I can’t remember where I first heard this recipe, but it was over a decade ago, and it’s still the best one I know of. If you’re doing lots of starts (as in hundreds), this is much more economical than buying bags of potting mix. This is what we’re using this year at the Eloheh Indigenous Center for Earth Justice.
Ingredients:
- 1 bag Perlite, 4 square feet, preferably “propagation grade”
- 2 bags Worm Castings, 1 square foot each
- 2 blocks, Compressed Coconut Coir, only one size, I’m pretty sure. Might say, “expands to 2.5 cubic feet”
These ingredients are all appropriate for certified organic agriculture.
Coir is the main growing medium here, Perlite is for drainage, and the Worm Castings provide nutrition to the young plants. You can go with one bag of Worm Castings for plants that will spend a very short amount of time in pots before being transplanted out, like Squash (winter, summer, cukes, melons, gourds, etc.).
You can also add fertilizer to this blend. I add an organic complete organic fertilizer to batches of this I’ll be using for needy starts, like Tomatoes.
The Coir tales the place of Peat Moss, which I avoid for two reasons. First, its pH is on the acidic side, and second, it’s acquired by destroying peat bogs. We need to leave the remaining wetlands alone at this point.
You also need a tarp to mix this all on. A flat shovel, hoe, or other long-handled tool is also helpful, but not required.
Step 1: Rehydrate the Coir. I like to do it in wheel barrows, because it’s easy to tip them on to the tarp. I can’t tell you how much water I use because I just do it by feel at this point. I’m sure you can look that up somewhere, or it will be on the package (though the Coir blocks I got had no wrapping or label at all). It takes some time to rehydrate, so get this step going first, while you do other things.

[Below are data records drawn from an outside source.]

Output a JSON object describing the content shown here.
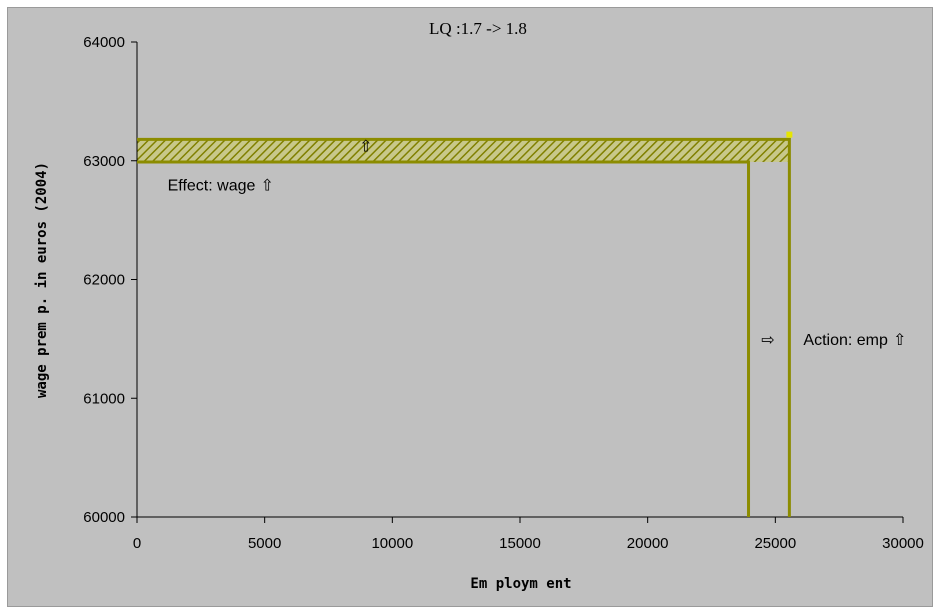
{
  "chart_data": {
    "type": "line",
    "title": "LQ :1.7 -> 1.8",
    "xlabel": "Em ploym ent",
    "ylabel": "wage prem p. in euros (2004)",
    "xlim": [
      0,
      30000
    ],
    "ylim": [
      60000,
      64000
    ],
    "x_ticks": [
      0,
      5000,
      10000,
      15000,
      20000,
      25000,
      30000
    ],
    "y_ticks": [
      60000,
      61000,
      62000,
      63000,
      64000
    ],
    "x_tick_labels": [
      "0",
      "5000",
      "10000",
      "15000",
      "20000",
      "25000",
      "30000"
    ],
    "y_tick_labels": [
      "60000",
      "61000",
      "62000",
      "63000",
      "64000"
    ],
    "grid": false,
    "legend": "none",
    "colors": {
      "line": "#8c8c00",
      "hatch": "#808000",
      "hatch_bg": "#c8c88a",
      "marker": "#e6e600"
    },
    "series": [
      {
        "points": [
          [
            0,
            62990
          ],
          [
            23950,
            62990
          ],
          [
            23950,
            60000
          ]
        ]
      },
      {
        "points": [
          [
            0,
            63180
          ],
          [
            25550,
            63180
          ],
          [
            25550,
            60000
          ]
        ]
      }
    ],
    "marker_point": [
      25550,
      63220
    ],
    "hatched_band": {
      "x": [
        0,
        25550
      ],
      "y": [
        62990,
        63180
      ]
    },
    "annotations": [
      {
        "text": "Effect: wage",
        "arrow": "⇧",
        "x": 1200,
        "y": 62750
      },
      {
        "text": "Action: emp",
        "arrow": "⇧",
        "x": 26100,
        "y": 61450
      },
      {
        "text": "⇨",
        "x": 24450,
        "y": 61450
      },
      {
        "text": "⇧",
        "x": 8700,
        "y": 63080
      }
    ]
  }
}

Step 2: Carefully open bags so they can be reused. There’s multiple uses for them. The Worm Castings bags can hold some of your finished soil mix, in fact. I like to cut in style, with an Opinel blade, made in France. They are fine knives and very reasonably priced. No they didn’t pay me to say that. I just like them.
Step 3: Spread Perlite on tarp first. It is the lightest-weight of the ingredients, and wants to rise to the top when you mix it, so this makes the process easier.
Pro-Tip: Perlite comes in different sizes and if you’re using this soil mix in small pots for vegetable starts, get a fine grade. Sometimes they will call one “propagation grade.” If you’re using this mix in large pots, the size doesn’t matter as much.
Step 4: Dump the rehydrated Coir on top of the Perlite. When properly rehydrated, it will be soft and a little fibrousy. Not “fluffy” exactly, but much much looser than in the compressed form. Better to have too much water than not enough. Spread the Coir evenly over the Perlite.
Pro-Tip: do this whole project on ground that is slightly sloped, so that if there’s excess water in the Coir, it runs off the edge of the tarp rather than pooling in the middle. 5:
Step 5: Add the Worm Castings on top. It’s the ingredient that’s most dense, and wants to sink, so again, this makes mixing easier.
Step 6: Mix!! Long-handled tools might help at first, but the best way to mix this up is to use the tarp to “flip” the pile from one side of the tarp to the other. This step is easier with two people but can be managed by one (as I did here). Flipping it half a dozen times gets you most of the way there.
The final mix should be uniform. It doesn’t take too much effort to get there. When you’re filling pots from this mix, you might find chunks of Coir or Worm Castings that you’ll need to break up as you go.
Cover the mix. You don’t want it to dry out too much, or to get over-soaked by rain. Also, cats might appreciate this mix in a way that you don’t, so that’s another reason to cover it.